New perspectives on contextual bandit
What is the common denominator between the following situations: a doctor choosing among different drugs for a sequence of patients; a website selecting ads for its visitors based on the information it has about them; and a travel agency making recommendations to its customers for their next vacation? All can be viewed as instances of an abstract mathematical problem known as contextual multi-armed bandit. In the last decade, this problem has been a focus of the interactive machine learning community. It is rare for abstract problems to have immediate applications, but the contextual bandit is both rich mathematically speaking while it also models fundamental problems out in the world in a wide variety of current applications.
Microsoft Research, has been working extensively on both refining the theory of contextual bandit, as well as making the known algorithms scalable to internet-scale applications. The New York City’s team of bandit experts has made several breakthroughs in the field. Particularly striking was when researchers Alekh Agarwal, John Langford, Rob Schapire, Akshay Krishnamurthy, and Haipeng Luo put forth an open problem about an elementary question on contextual bandit at the 2017 Conference On Learning Theory in Amsterdam, The Netherlands. This open problem immediately attracted the attention of fellow conference attendee Sebastien Bubeck, Senior Researcher at Microsoft Research in Redmond, Washington and an expert in multi-armed bandit theory. Upon his return to Redmond, he started to work on the problem with his intern, Yuanzhi Li, a graduate student at Princeton University, and he also enrolled his new colleague Zeyuan Allen-Zhu who had recently joined the Machine Learning and Optimization team in Redmond.
The open problem from the New York City research team can be phrased as follows. In contextual bandit one tries to identify online the best strategy from some set of fixed policies (for example, defined by some set of neural networks). A basic performance measure is the so-called “regret”, that controls how much one regrets not playing the optimal policy. Seminal work from the 1990s gave an algorithm, known as Exp4, which was proved to be unimprovable without restricting in some ways the set of policies. What the 2017 open problem asks is this: knowing a priori that there is a very good policy, can we hope to get a much smaller regret? Intuitively this should be the case, as such a good policy should stand out more rapidly. In the bandit theory community this is known as a first order regret bound and such bounds were known for many bandit settings.
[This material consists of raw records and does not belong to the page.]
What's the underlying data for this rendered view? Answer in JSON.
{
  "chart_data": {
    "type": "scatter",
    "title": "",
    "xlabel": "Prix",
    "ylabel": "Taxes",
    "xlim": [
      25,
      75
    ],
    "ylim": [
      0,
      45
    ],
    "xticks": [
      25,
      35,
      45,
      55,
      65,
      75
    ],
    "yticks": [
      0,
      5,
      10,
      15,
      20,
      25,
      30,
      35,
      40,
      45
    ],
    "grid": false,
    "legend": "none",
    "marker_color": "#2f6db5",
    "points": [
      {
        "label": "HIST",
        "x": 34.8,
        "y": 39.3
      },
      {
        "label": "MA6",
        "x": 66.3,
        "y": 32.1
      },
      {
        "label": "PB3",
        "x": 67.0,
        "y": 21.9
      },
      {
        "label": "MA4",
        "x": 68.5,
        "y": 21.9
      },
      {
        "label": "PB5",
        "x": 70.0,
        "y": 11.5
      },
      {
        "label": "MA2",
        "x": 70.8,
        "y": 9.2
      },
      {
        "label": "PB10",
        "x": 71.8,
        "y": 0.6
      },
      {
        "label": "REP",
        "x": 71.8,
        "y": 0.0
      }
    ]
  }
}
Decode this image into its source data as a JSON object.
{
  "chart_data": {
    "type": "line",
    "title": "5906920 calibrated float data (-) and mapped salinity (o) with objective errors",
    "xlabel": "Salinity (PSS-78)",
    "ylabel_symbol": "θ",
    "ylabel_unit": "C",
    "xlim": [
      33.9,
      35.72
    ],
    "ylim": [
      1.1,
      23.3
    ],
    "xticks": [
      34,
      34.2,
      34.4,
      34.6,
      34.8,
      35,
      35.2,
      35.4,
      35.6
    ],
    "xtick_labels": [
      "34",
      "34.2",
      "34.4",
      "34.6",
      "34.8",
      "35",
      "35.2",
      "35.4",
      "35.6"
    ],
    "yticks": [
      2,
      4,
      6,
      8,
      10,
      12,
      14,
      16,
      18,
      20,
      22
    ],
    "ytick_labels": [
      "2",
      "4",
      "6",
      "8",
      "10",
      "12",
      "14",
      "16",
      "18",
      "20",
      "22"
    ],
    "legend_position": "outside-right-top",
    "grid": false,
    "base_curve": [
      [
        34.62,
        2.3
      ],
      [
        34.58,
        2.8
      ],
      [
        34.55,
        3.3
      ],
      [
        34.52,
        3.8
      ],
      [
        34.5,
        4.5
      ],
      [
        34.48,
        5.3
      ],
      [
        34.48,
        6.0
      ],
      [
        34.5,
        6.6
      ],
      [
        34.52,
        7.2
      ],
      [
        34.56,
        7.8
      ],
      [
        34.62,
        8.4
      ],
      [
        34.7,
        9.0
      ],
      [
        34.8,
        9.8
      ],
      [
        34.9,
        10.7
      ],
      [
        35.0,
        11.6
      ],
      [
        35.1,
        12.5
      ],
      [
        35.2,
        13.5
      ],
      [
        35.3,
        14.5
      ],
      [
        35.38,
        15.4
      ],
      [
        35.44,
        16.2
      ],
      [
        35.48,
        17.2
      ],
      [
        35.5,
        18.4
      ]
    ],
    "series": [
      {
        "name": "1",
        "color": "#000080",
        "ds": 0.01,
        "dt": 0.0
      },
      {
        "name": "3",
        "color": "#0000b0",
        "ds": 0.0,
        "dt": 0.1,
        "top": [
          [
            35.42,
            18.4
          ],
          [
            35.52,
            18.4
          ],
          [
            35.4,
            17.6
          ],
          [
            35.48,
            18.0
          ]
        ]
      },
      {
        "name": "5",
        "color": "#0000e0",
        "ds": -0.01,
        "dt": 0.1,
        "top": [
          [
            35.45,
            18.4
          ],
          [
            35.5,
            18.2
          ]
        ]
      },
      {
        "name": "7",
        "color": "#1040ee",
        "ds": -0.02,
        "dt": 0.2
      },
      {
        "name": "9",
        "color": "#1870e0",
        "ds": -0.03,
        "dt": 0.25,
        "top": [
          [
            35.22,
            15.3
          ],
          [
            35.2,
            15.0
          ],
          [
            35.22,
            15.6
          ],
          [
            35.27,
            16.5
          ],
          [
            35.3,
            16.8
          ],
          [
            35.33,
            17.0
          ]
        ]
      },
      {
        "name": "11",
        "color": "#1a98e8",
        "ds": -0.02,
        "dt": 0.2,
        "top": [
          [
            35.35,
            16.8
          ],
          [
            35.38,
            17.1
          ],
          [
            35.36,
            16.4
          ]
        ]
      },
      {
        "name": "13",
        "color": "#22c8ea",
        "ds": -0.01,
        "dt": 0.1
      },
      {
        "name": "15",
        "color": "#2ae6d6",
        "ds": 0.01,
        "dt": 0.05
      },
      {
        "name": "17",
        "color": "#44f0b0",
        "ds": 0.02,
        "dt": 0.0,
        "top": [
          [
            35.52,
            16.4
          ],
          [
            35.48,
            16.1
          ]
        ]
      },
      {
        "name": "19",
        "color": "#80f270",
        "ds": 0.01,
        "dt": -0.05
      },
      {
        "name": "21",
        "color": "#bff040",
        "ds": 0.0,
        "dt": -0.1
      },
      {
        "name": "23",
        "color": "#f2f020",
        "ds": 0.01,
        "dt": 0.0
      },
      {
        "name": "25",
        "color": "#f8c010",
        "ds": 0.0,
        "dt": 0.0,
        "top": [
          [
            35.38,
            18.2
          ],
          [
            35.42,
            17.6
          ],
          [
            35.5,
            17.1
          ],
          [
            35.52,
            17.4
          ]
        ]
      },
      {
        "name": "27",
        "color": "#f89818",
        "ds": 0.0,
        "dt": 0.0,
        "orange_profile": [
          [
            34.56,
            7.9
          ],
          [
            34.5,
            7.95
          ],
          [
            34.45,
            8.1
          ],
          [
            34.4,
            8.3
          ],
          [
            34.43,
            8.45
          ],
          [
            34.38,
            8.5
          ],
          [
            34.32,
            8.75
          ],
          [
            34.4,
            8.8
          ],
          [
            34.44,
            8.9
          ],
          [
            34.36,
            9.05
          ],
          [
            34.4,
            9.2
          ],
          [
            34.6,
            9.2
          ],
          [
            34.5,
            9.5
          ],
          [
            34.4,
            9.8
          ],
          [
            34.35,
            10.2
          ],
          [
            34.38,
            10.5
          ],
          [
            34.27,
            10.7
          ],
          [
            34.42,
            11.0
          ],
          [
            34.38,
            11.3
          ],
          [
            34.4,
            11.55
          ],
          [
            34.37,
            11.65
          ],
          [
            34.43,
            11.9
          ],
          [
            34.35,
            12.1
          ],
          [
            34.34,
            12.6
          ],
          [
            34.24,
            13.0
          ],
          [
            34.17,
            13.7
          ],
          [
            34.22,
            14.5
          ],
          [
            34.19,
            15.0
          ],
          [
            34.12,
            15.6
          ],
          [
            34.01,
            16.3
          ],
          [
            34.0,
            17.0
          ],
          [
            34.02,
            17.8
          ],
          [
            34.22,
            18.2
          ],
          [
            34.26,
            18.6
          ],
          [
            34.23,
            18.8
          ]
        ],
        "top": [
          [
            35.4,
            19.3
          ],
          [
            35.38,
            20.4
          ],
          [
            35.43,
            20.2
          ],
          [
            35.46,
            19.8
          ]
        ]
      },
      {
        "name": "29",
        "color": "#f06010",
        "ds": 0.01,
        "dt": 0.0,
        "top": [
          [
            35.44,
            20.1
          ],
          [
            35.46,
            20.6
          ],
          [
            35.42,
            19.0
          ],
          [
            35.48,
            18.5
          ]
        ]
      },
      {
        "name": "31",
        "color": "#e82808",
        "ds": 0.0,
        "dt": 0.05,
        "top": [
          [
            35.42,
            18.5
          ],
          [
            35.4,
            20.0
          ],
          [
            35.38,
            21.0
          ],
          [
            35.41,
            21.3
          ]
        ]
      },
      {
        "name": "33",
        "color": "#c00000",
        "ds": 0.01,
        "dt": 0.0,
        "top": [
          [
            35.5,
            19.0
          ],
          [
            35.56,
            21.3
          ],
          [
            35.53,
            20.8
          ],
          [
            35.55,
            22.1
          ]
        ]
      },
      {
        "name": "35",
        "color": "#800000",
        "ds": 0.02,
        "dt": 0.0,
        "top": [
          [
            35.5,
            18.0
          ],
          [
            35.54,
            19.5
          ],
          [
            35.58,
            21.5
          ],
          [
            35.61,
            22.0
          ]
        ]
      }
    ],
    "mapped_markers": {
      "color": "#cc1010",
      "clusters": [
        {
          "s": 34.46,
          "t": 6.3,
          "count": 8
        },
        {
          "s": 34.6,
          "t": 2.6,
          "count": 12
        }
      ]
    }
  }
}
Therefore, it was really surprising that the contextual version of the question seemed to require new tools.
In work to appear this month at ICML 2018 in Stockholm, Sweden, Allen-Zhu, Bubeck and Li succeeded in solving the open problem and gave the first contextual bandit algorithm with an optimal first order regret bound. It turned out that the intuition from the New York City researchers was correct and that new tools were required to solve the problem. A major conceptual contribution of the paper is the introduction of auxiliary experts. This idea, while powerful in theory, also has limitations in practice. In particular the Microsoft Research New York City team’s open problem was also asking for a scalable algorithm. This challenge remains open to date but the Redmond researchers hope to tackle it too. One thing is certain, more discoveries in contextual bandit are awaiting!